WPI Student Reaches for Stars at NASA Academy

Conn Dickson finds his passion in aerospace studies
Media Contact
December 20, 2006

Conn Dickson

WORCESTER, Mass. -- Worcester Polytechnic Institute (WPI) junior McConnell "Conn" Dickson has put the saying "reach for the stars" to good use.

Dickson, 20, is an aerospace engineering and physics major, and one of the few WPI students to have won placement at the National Aeronautics and Space Administration’s (NASA) most competitive internship program, the flagship 10-week 2006 NASA Academy at Goddard Space Flight Center (GSFC), in Greenbelt, Md. The academy is an intensive resident summer program for a diverse group of college undergraduate and graduate students interested in pursuing professional careers in space-related fields.

The NASA Academy program gives participants an overview of NASA, including some of its most important current and planned science, engineering, education, and technology programs. Students attend lectures and workshops, take part in supervised research in GSFC laboratories, and visit NASA headquarters and other NASA facilities, and space-related academic laboratories and industries. Dickson’s group met with Peter Diamandis, founder and executive director of X-Prize Foundation, co-founder of International Space University, and co-founder and executive director of Zero-G Corp.

Each student at NASA Academy conducts an individual research project, and participates in group research. Dickson’s individual project, titled "MEMS Colloidal Thruster," focused on micro-propulsion, which has become a needed technology to assist micro-satellites that weigh between 1kg and 60kg, roughly 2 to 132 pounds, and to guide satellite formations. His group research project resulted in a proposal for a satellite mission to Saturn’s moon, Enceladus, to look for evidence of water. Dickson was on the mission’s structural design team.

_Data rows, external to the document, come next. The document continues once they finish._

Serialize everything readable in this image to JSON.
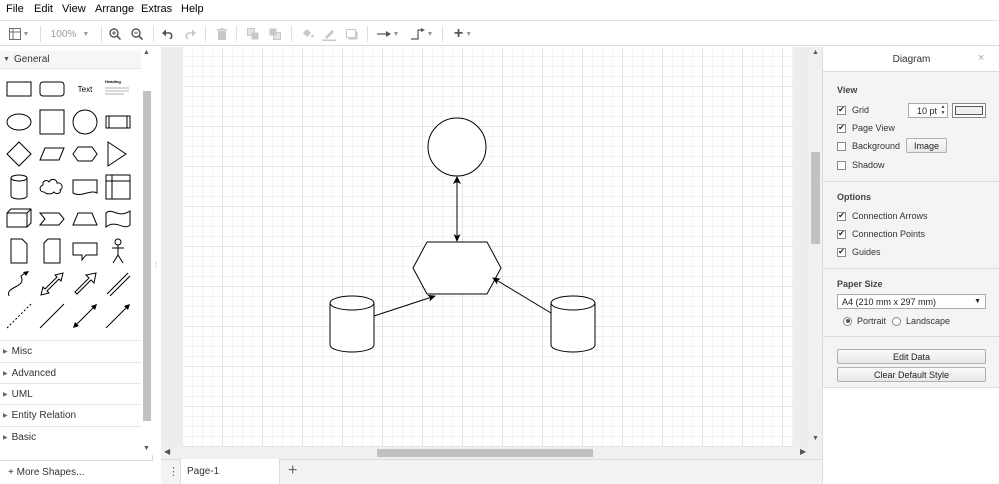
{
  "menubar": {
    "items": [
      "File",
      "Edit",
      "View",
      "Arrange",
      "Extras",
      "Help"
    ]
  },
  "toolbar": {
    "zoom": "100%"
  },
  "sidebar": {
    "general_label": "General",
    "text_shape_label": "Text",
    "heading_shape_label": "Heading",
    "categories": [
      "Misc",
      "Advanced",
      "UML",
      "Entity Relation",
      "Basic"
    ],
    "more_shapes_label": "+ More Shapes..."
  },
  "tabs": {
    "page1": "Page-1"
  },
  "format_panel": {
    "tab_label": "Diagram",
    "close_icon": "×",
    "view": {
      "title": "View",
      "grid_label": "Grid",
      "grid_checked": true,
      "grid_size": "10 pt",
      "page_view_label": "Page View",
      "page_view_checked": true,
      "background_label": "Background",
      "background_checked": false,
      "image_button": "Image",
      "shadow_label": "Shadow",
      "shadow_checked": false
    },
    "options": {
      "title": "Options",
      "connection_arrows": "Connection Arrows",
      "connection_points": "Connection Points",
      "guides": "Guides"
    },
    "paper": {
      "title": "Paper Size",
      "size": "A4 (210 mm x 297 mm)",
      "portrait": "Portrait",
      "landscape": "Landscape",
      "orientation": "portrait"
    },
    "actions": {
      "edit_data": "Edit Data",
      "clear_style": "Clear Default Style"
    }
  },
  "diagram": {
    "stroke_color": "#000000",
    "fill_color": "#ffffff",
    "shapes": [
      "circle",
      "hexagon",
      "cylinder",
      "cylinder"
    ],
    "connectors": [
      "hexagon-to-circle bidirectional",
      "left-cylinder-to-hexagon",
      "right-cylinder-to-hexagon"
    ]
  },
  "colors": {
    "grid_major": "#e4e4e4",
    "grid_minor": "#f3f3f3",
    "canvas_bg": "#ededed",
    "scroll_thumb": "#c1c1c1"
  }
}
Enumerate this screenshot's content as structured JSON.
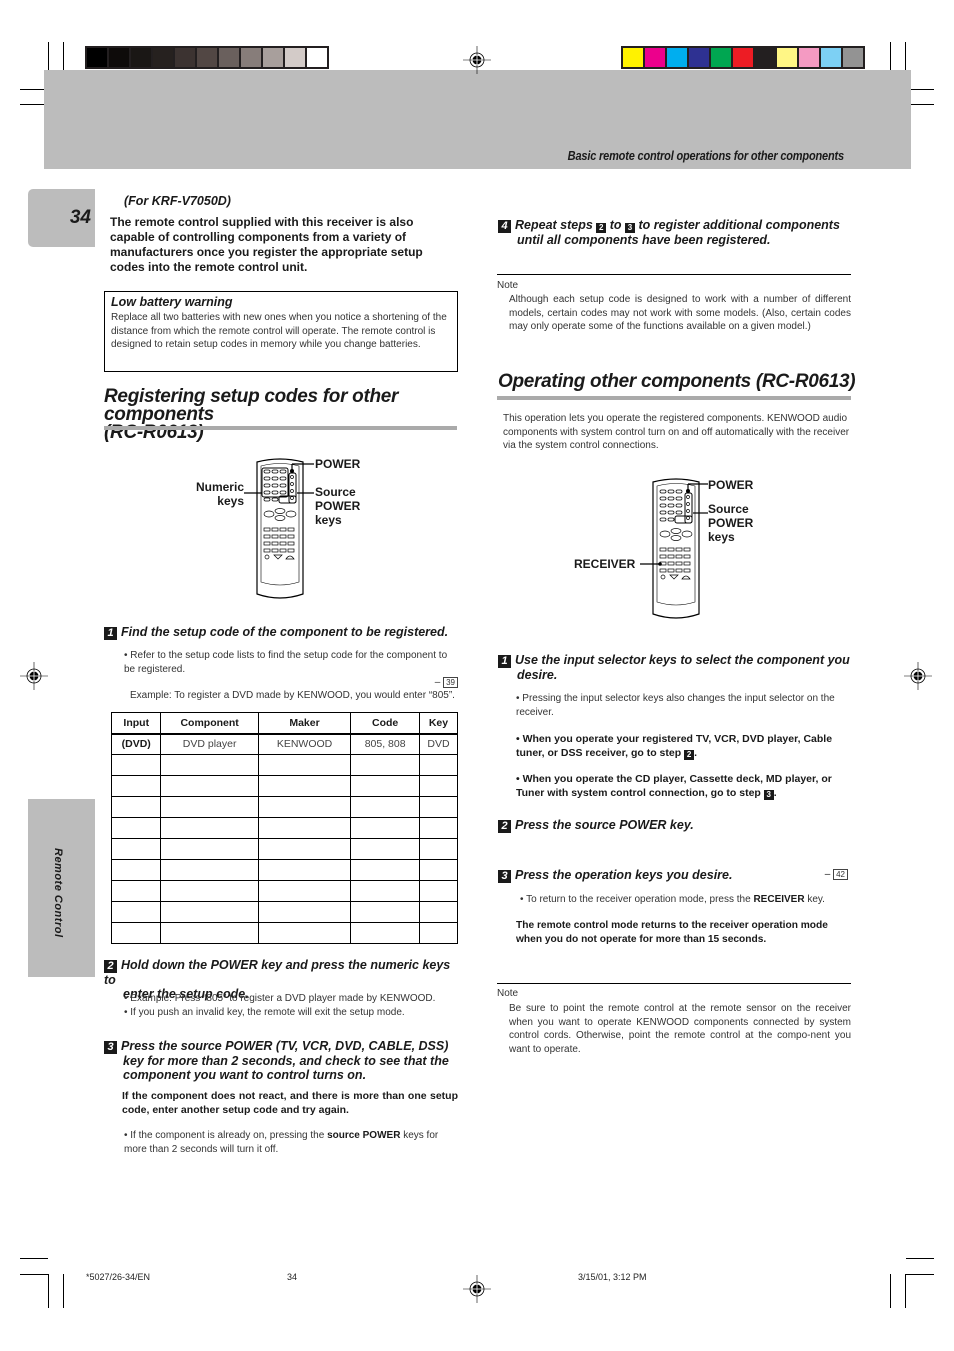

Dickson represented WPI at the 38th annual meeting of the Division for Planetary Sciences of the American Astronomical Society at Cal Tech in Pasadena, Calif., in October 2006, the culminating event for NASA Academy resident interns. At the meeting, he and his NASA Academy peers participated in a focus group on Enceladus.

Dickson, a native of Columbia, Md., attended River Hill High School. He became interested in aeronautics when he took his first plane ride at age 3 in a "puddle jumper" from Maryland to Pittsburgh to visit his grandparents. "I admit," he says with a smile, "I’m still addicted to the window seat."

While still in high school, he interned at NASA Academy at Goddard from September to December 2003. "With the opportunity in high school to intern at NASA Goddard, as well as being a part of a pre-engineering tech magnet program, I knew ‘discovery followed by application’ was my vocation. Now at WPI, research and team project-based learning reinforce my commitment to understanding the mysteries of space."

In future research projects, Dickson hopes to explore new frontiers in propulsions, particularly new heavy-lift launch vehicles that can be used to haul more materials into space. "I think it’s a very interesting problem," he says.

A rendering of the spacecraft that Conn Dickson's group at NASA Academy designed to probe Saturn's moon Enceladus for water, from orbit and with a lander.

Dickson has won many honors and scholarships. Most recently, he successfully competed for placement at WPI’s Melbourne, Australia Project Center, where he will complete a seven-week interdisciplinary project next spring. He is also co-founder and vice president of WPI’s Defense Advanced Research Projects Agency (DARPA) Grand Challenge Team, now known as Autonomous Robotics Initiative, which is 100 percent student run. He is a member of the American Institute of Aeronautics and Astronautics and the Society of Physics Students. He is also a certified concrete field testing technician (Grade I) with the American Concrete Institute. His hobbies include music, skiing, model rocketry, knitting, rock climbing, space news, the viola and banjo, unicycling, and computational fluid dynamics.

Dickson, who plans to continue his aeronautics studies in graduate school, said the opportunity to participate in NASA Academy and attend the American Astronomical Society’s conference provided "real world experiences, where one is able to have an impact on the field. It’s a privilege to have been a part of them."